Who did build that business, then, Mr. President?
by: Vincent Carroll
Let’s be honest: If the nearest priest, minister or rabbi had uttered essentially the same words about personal merit that got President Obama in trouble recently, we’d have hardly thought twice about it.
Reminding high-achievers that they didn’t make it on their own — that they’re not necessarily any smarter or more hard-working than lots of other folks — is a time-honored means of cultivating the virtues of gratitude and humility, not to mention a sense of realism.
But Obama is not a priest, minister or rabbi. He’s a man with his hand on the tiller of economic policy, and his attitude toward entrepreneurs, innovators and business owners in general is of major importance. So when he says, “If you’ve got a business, you didn’t build that,” it tends to grab public attention — despite the creative claims of his campaign to portray his remarks as merely indicating that business owners hadn’t built “roads and bridges.”
Sorry to his campaign, but that’s not what he said. He said they didn’t build their businesses, while deprecating their savvy and hard work as the engines of success.
Now it’s true, as the MaddowBlog quickly pointed out, that Mitt Romney himself made much the same point when he said “a lot of people help you in a business. Perhaps the banks, the investors. There’s no question your mom and dad. Your school teachers. The people that provide roads, the fire, and the police. A lot of people help.”
What Romney did not say, though, was “you didn’t build” your business — and even if he had, there are two big differences between Romney saying it and the president.
First, we know Romney believes in an entrepreneurial culture. He’s lived it. And he extols free enterprise all the time as the foundation of prosperity.
By contrast, Obama’s background is bereft of any significant first-hand experience that might foster respect or sympathy for business owners. To the contrary, he hails from occupational niches — community activism, academia and politics — in which disdain for commerce is quite widespread.
Of course, you can be a law professor or a politician who bucks the ideological tide. Far more telling is that Obama for years has been making similar statements that suggest a decidedly low regard for commerce and the motives of those who flourish within the private sector.

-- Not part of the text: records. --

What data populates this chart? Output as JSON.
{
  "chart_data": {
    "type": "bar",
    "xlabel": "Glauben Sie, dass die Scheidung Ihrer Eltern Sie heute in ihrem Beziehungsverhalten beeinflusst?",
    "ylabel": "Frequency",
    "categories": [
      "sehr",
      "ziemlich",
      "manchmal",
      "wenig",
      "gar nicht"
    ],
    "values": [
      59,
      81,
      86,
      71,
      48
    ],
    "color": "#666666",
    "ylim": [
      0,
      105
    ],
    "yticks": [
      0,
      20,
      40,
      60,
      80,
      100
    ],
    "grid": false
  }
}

One of these revealing moments occurred four years ago during his commencement address at Wesleyan University, when he exhorted graduates to take up community service. That’s a worthy theme, of course, but consider how he did it.
“There’s no community service requirement in the real world; no one forcing you to care,” he said. “You can take your diploma, walk off this stage, and chase only after the big house and the nice suits and all the other things that our money culture says you should buy. You can choose to narrow your concerns and live your life in a way that tries to keep your story separate from America’s. But I hope you don’t.”
Several times elsewhere in his speech, Obama cited public sector jobs as examples of meaningful work. The candidate basically offered graduates the following choice: meaningful work in the non-profit and public sectors, on the one hand, or money-grubbing that chases big houses and nice suits. To call this a caricature would be kind.
This nation is engaged in a decisive debate about how to revive an economy mired in slow growth and meager job creati0n, so naturally we pay attention to a candidate’s views of how the economy works. If Obama wants critics to stop saying he’s disdainful of business, maybe he should stop providing them with evidence for the charge.